Was ist eigentlich aus Griechenland geworden?

Der Staat, der durch den Einbruch seiner Wirtschaft noch vor wenigen Jahren fast täglich in den Medien zu sehen war, kämpft heute immer noch sehr stark mit den Folgen der dadurch ausgelösten Finanzkrise.

Rückblick:

Wie konnte es überhaupt zur Griechenlandkrise kommen?

Viele zusammenhängende Gründe führten im April 2010 zum Ausbruch der griechischen Finanzkrise:

Das Hauptproblem war die mangelnde Wettbewerbsfähigkeit der Griechen.
Das lag zum Einen daran, dass in Griechenland der Lohn eines Einzelnen für ein Produkt viel zu hoch war, im Gegensatz zu der Gesamtproduktivität. Dies kann wird mit den Lohnstückkosten berechnet, welche gleichzeitig auch als Indikator für die Wettbewerbsfähigkeit eines Landes gelten. In Griechenland stiegen diese seit 1999 um 40%, da zum Beispiel zwischen 2005 und 2009 die Löhne um 4,1% stiegen, die Produktivität jedoch nur um 1,1%.
Zum anderen lag es daran, dass die außenwirtschaftliche Handelsbilanz viel zu einseitig zu Gunsten des Imports in Griechenland war. ( Zahlen ). Ein Grund dafür waren die zu wenigen Produkte, die im Ausland begehrt sind.
Um vernünftigere und komplexere wirtschaftspolitische Entscheidungen treffen zu können, müssten die griechischen Regierungen jedoch nun mal kompetente Leute an wichtige Posten setzen und damit auch dem Klientilismus und der in Griechenland sehr beliebten Vetternwirtschaft ein Ende setzen. Denn dadurch seien nach dem österreichischem Ökonom Friedrich Schneider fast ein Viertel der Wirtschaftsleistung Griechenlands am Fiskus vorbeigelaufen.
Das letzte Problem war die immens große Steuerhinterziehung der griechischen Bevölkerung, was auch damit zusammenhing, dass die Haushaltsdaten nie von unabhängingen undd kompetenten Personen kontrolliert wurden.

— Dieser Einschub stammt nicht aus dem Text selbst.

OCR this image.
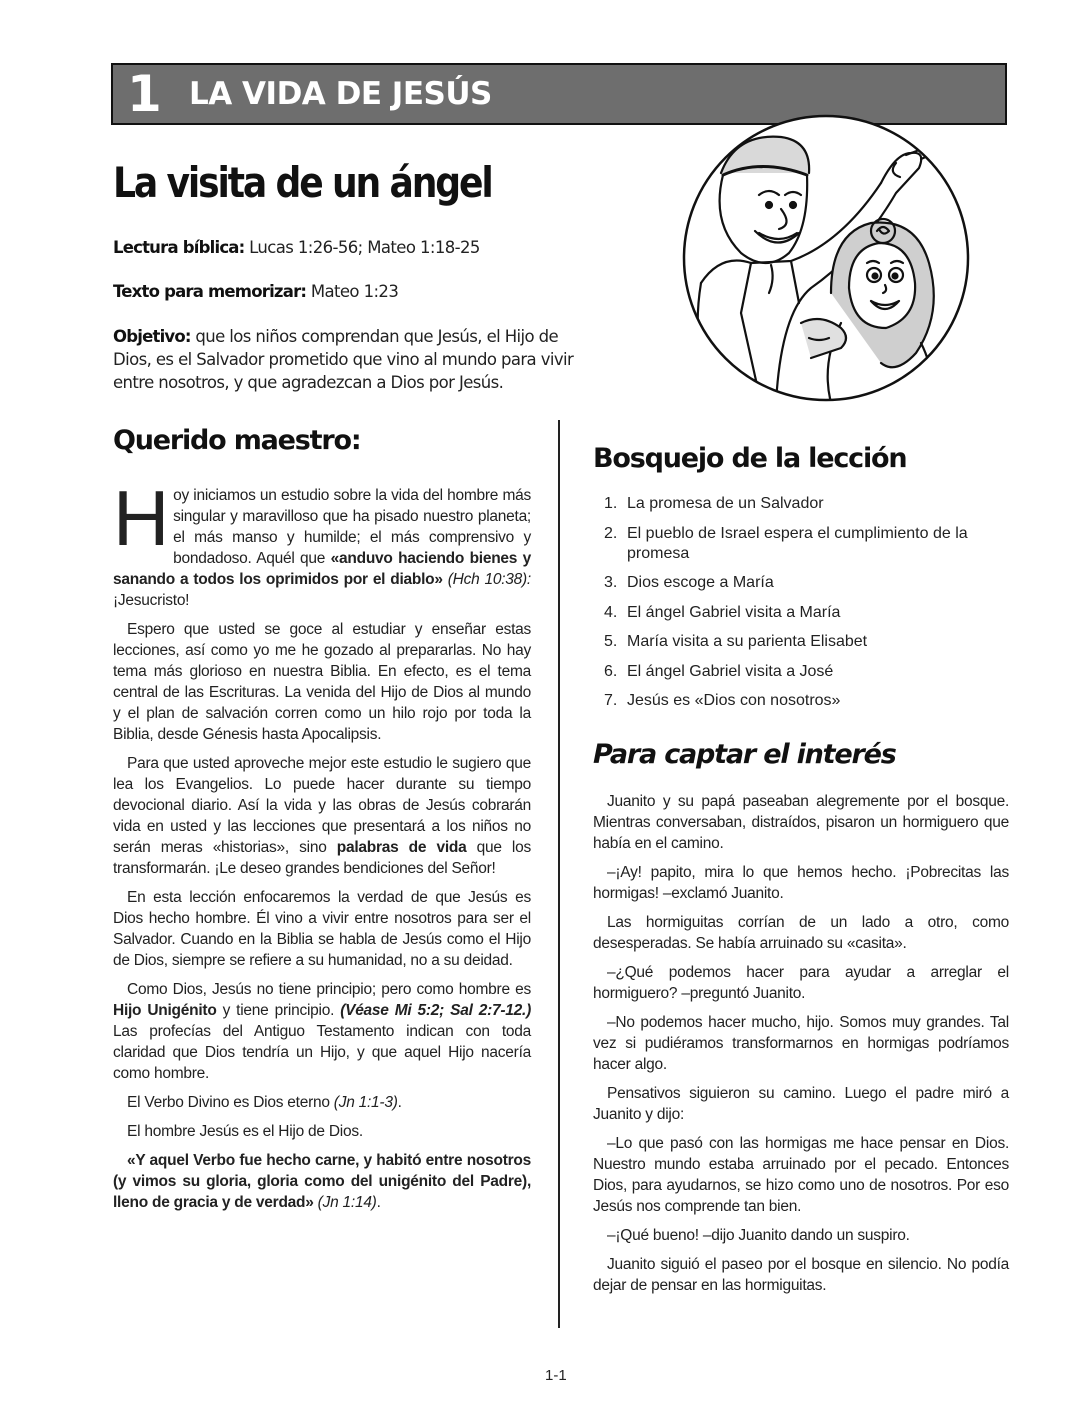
1 LA VIDA DE JESÚS
La visita de un ángel
Lectura bíblica: Lucas 1:26-56; Mateo 1:18-25
Texto para memorizar: Mateo 1:23
Objetivo: que los niños comprendan que Jesús, el Hijo de Dios, es el Salvador prometido que vino al mundo para vivir entre nosotros, y que agradezcan a Dios por Jesús.
Querido maestro:

Hoy iniciamos un estudio sobre la vida del hombre más singular y maravilloso que ha pisado nuestro planeta; el más manso y humilde; el más comprensivo y bondadoso. Aquél que «anduvo haciendo bienes y sanando a todos los oprimidos por el diablo» (Hch 10:38): ¡Jesucristo!

Espero que usted se goce al estudiar y enseñar estas lecciones, así como yo me he gozado al prepararlas. No hay tema más glorioso en nuestra Biblia. En efecto, es el tema central de las Escrituras. La venida del Hijo de Dios al mundo y el plan de salvación corren como un hilo rojo por toda la Biblia, desde Génesis hasta Apocalipsis.

Para que usted aproveche mejor este estudio le sugiero que lea los Evangelios. Lo puede hacer durante su tiempo devocional diario. Así la vida y las obras de Jesús cobrarán vida en usted y las lecciones que presentará a los niños no serán meras «historias», sino palabras de vida que los transformarán. ¡Le deseo grandes bendiciones del Señor!

En esta lección enfocaremos la verdad de que Jesús es Dios hecho hombre. Él vino a vivir entre nosotros para ser el Salvador. Cuando en la Biblia se habla de Jesús como el Hijo de Dios, siempre se refiere a su humanidad, no a su deidad.

Como Dios, Jesús no tiene principio; pero como hombre es Hijo Unigénito y tiene principio. (Véase Mi 5:2; Sal 2:7-12.) Las profecías del Antiguo Testamento indican con toda claridad que Dios tendría un Hijo, y que aquel Hijo nacería como hombre.

El Verbo Divino es Dios eterno (Jn 1:1-3).

El hombre Jesús es el Hijo de Dios.

«Y aquel Verbo fue hecho carne, y habitó entre nosotros (y vimos su gloria, gloria como del unigénito del Padre), lleno de gracia y de verdad» (Jn 1:14).

Bosquejo de la lección
1. La promesa de un Salvador
2. El pueblo de Israel espera el cumplimiento de la promesa
3. Dios escoge a María
4. El ángel Gabriel visita a María
5. María visita a su parienta Elisabet
6. El ángel Gabriel visita a José
7. Jesús es «Dios con nosotros»
Para captar el interés

Juanito y su papá paseaban alegremente por el bosque. Mientras conversaban, distraídos, pisaron un hormiguero que había en el camino.

–¡Ay! papito, mira lo que hemos hecho. ¡Pobrecitas las hormigas! –exclamó Juanito.

Las hormiguitas corrían de un lado a otro, como desesperadas. Se había arruinado su «casita».

–¿Qué podemos hacer para ayudar a arreglar el hormiguero? –preguntó Juanito.

–No podemos hacer mucho, hijo. Somos muy grandes. Tal vez si pudiéramos transformarnos en hormigas podríamos hacer algo.

Pensativos siguieron su camino. Luego el padre miró a Juanito y dijo:

–Lo que pasó con las hormigas me hace pensar en Dios. Nuestro mundo estaba arruinado por el pecado. Entonces Dios, para ayudarnos, se hizo como uno de nosotros. Por eso Jesús nos comprende tan bien.

–¡Qué bueno! –dijo Juanito dando un suspiro.

Juanito siguió el paseo por el bosque en silencio. No podía dejar de pensar en las hormiguitas.

1-1
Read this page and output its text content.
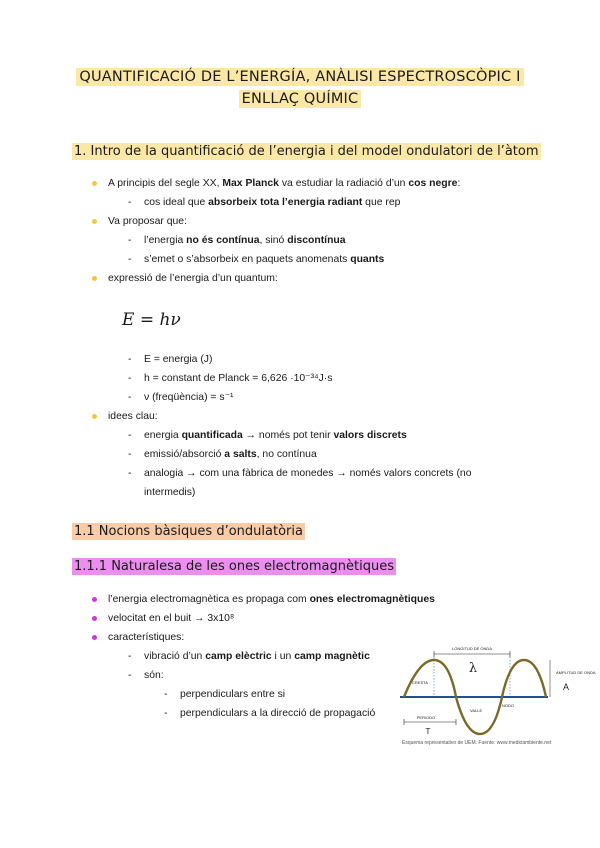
QUANTIFICACIÓ DE L’ENERGÍA, ANÀLISI ESPECTROSCÒPIC I
ENLLAÇ QUÍMIC
1. Intro de la quantificació de l’energia i del model ondulatori de l’àtom
A principis del segle XX, Max Planck va estudiar la radiació d’un cos negre:
- cos ideal que absorbeix tota l’energia radiant que rep
Va proposar que:
- l’energia no és contínua, sinó discontínua
- s’emet o s’absorbeix en paquets anomenats quants
expressió de l’energia d’un quantum:
E = hν
- E = energia (J)
- h = constant de Planck = 6,626 ·10⁻³⁴J·s
- ν (freqüència) = s⁻¹
idees clau:
- energia quantificada → només pot tenir valors discrets
- emissió/absorció a salts, no contínua
- analogia → com una fàbrica de monedes → només valors concrets (no
intermedis)
1.1 Nocions bàsiques d’ondulatòria
1.1.1 Naturalesa de les ones electromagnètiques
l’energia electromagnètica es propaga com ones electromagnètiques
velocitat en el buit → 3x10⁸
característiques:
- vibració d’un camp elèctric i un camp magnètic
- són:
- perpendiculars entre si
- perpendiculars a la direcció de propagació
LONGITUD DE ONDA
λ
CRESTA
VALLE
NODO
AMPLITUD DE ONDA
A
PERIODO
T
Esquema representativo de UEM. Fuente: www.medioambiente.net
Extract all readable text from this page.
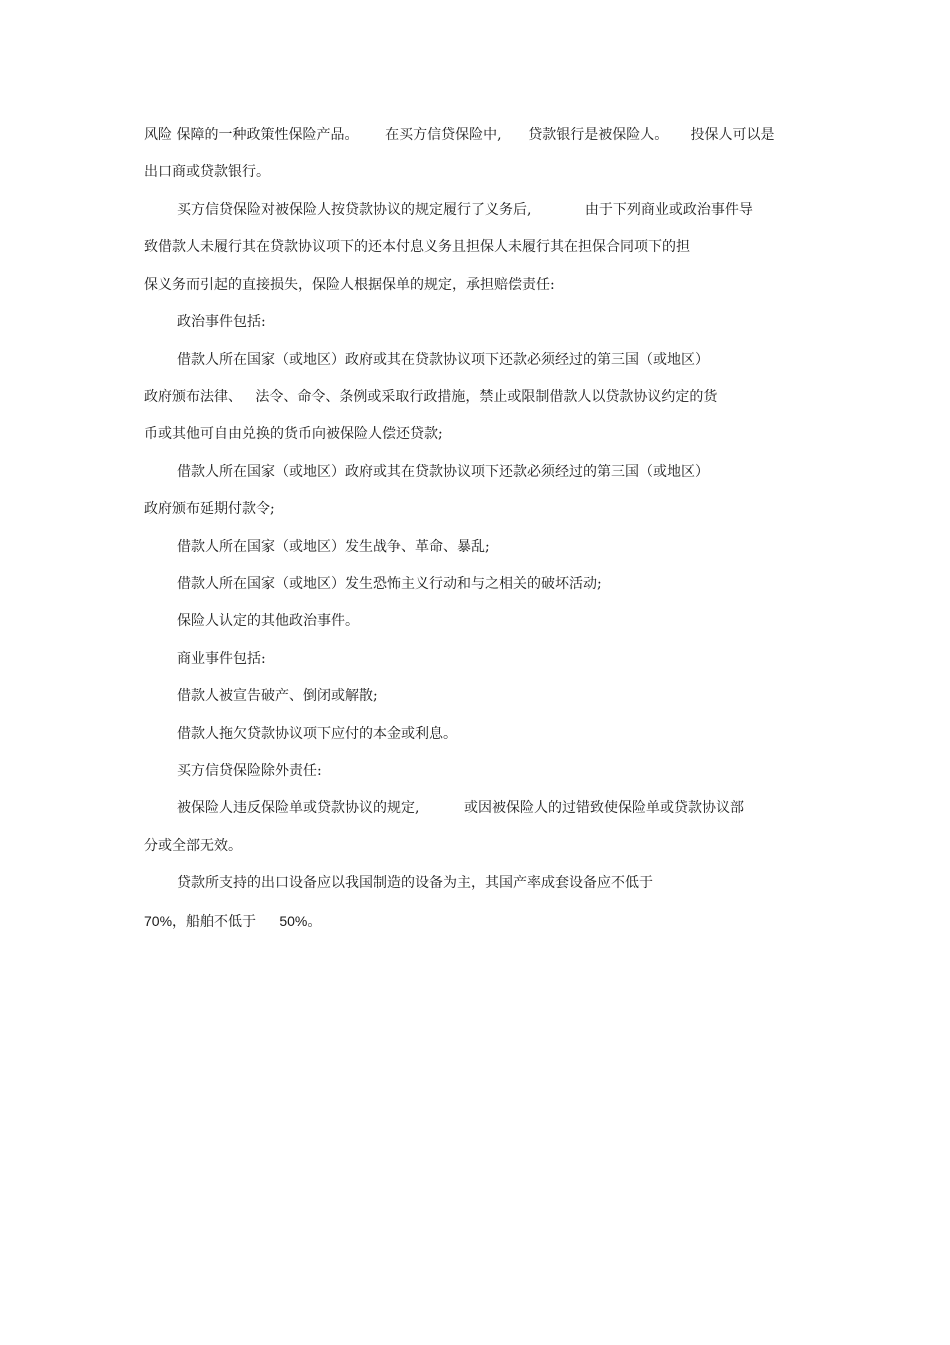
风险 保障的一种政策性保险产品。      在买方信贷保险中,      贷款银行是被保险人。     投保人可以是
出口商或贷款银行。
买方信贷保险对被保险人按贷款协议的规定履行了义务后,            由于下列商业或政治事件导
致借款人未履行其在贷款协议项下的还本付息义务且担保人未履行其在担保合同项下的担
保义务而引起的直接损失，保险人根据保单的规定，承担赔偿责任:
政治事件包括:
借款人所在国家（或地区）政府或其在贷款协议项下还款必须经过的第三国（或地区）
政府颁布法律、   法令、命令、条例或采取行政措施，禁止或限制借款人以贷款协议约定的货
币或其他可自由兑换的货币向被保险人偿还贷款;
借款人所在国家（或地区）政府或其在贷款协议项下还款必须经过的第三国（或地区）
政府颁布延期付款令;
借款人所在国家（或地区）发生战争、革命、暴乱;
借款人所在国家（或地区）发生恐怖主义行动和与之相关的破坏活动;
保险人认定的其他政治事件。
商业事件包括:
借款人被宣告破产、倒闭或解散;
借款人拖欠贷款协议项下应付的本金或利息。
买方信贷保险除外责任:
被保险人违反保险单或贷款协议的规定,          或因被保险人的过错致使保险单或贷款协议部
分或全部无效。
贷款所支持的出口设备应以我国制造的设备为主，其国产率成套设备应不低于
70%，船舶不低于      50%。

Welche Hilfen hat Griechenland bis jetzt erhalten?

In drei Hilfspaketen wurden bislang mehr als 25o Milliarden Euro an Athen gezahlt.
Im ersten Hilfspaket wurden 2010 insgesamt 73 Milliarden von den Europartnern und dem IWF, dem Internationalen Währungsfonds, gezahlt. Danach wurde der sogenannte Euro-Rettungsschirm EFSF erschaffen, mit dem 130,9 Milliarden Euro an Grichenland gezahlt wurden. Zusätzlich hat der IWF 12 Milliarden Euro an Athen gezahlt. Das letzte Hilfspaket wurde durch den Rettungsschirm ESM im Jahr 2015 gezahlt. Es wird in mehreren Zahlungen durchgeführt, welche insgesamt bis zu 86 Milliarden Euro betragen sollen. Desweiteren erließen Banken und Versicherungen Griechenland insgesamt knapp 100 Milliarden Euro im Schuldenschnitt 2012.
Da jedoch die meisten Kredite eine Laufzeit von mehr als 30 Jahren betragen, kann es auch durchaus sein, dass die Gläubiger ihr Geld nicht mehr wieder bekommen werden.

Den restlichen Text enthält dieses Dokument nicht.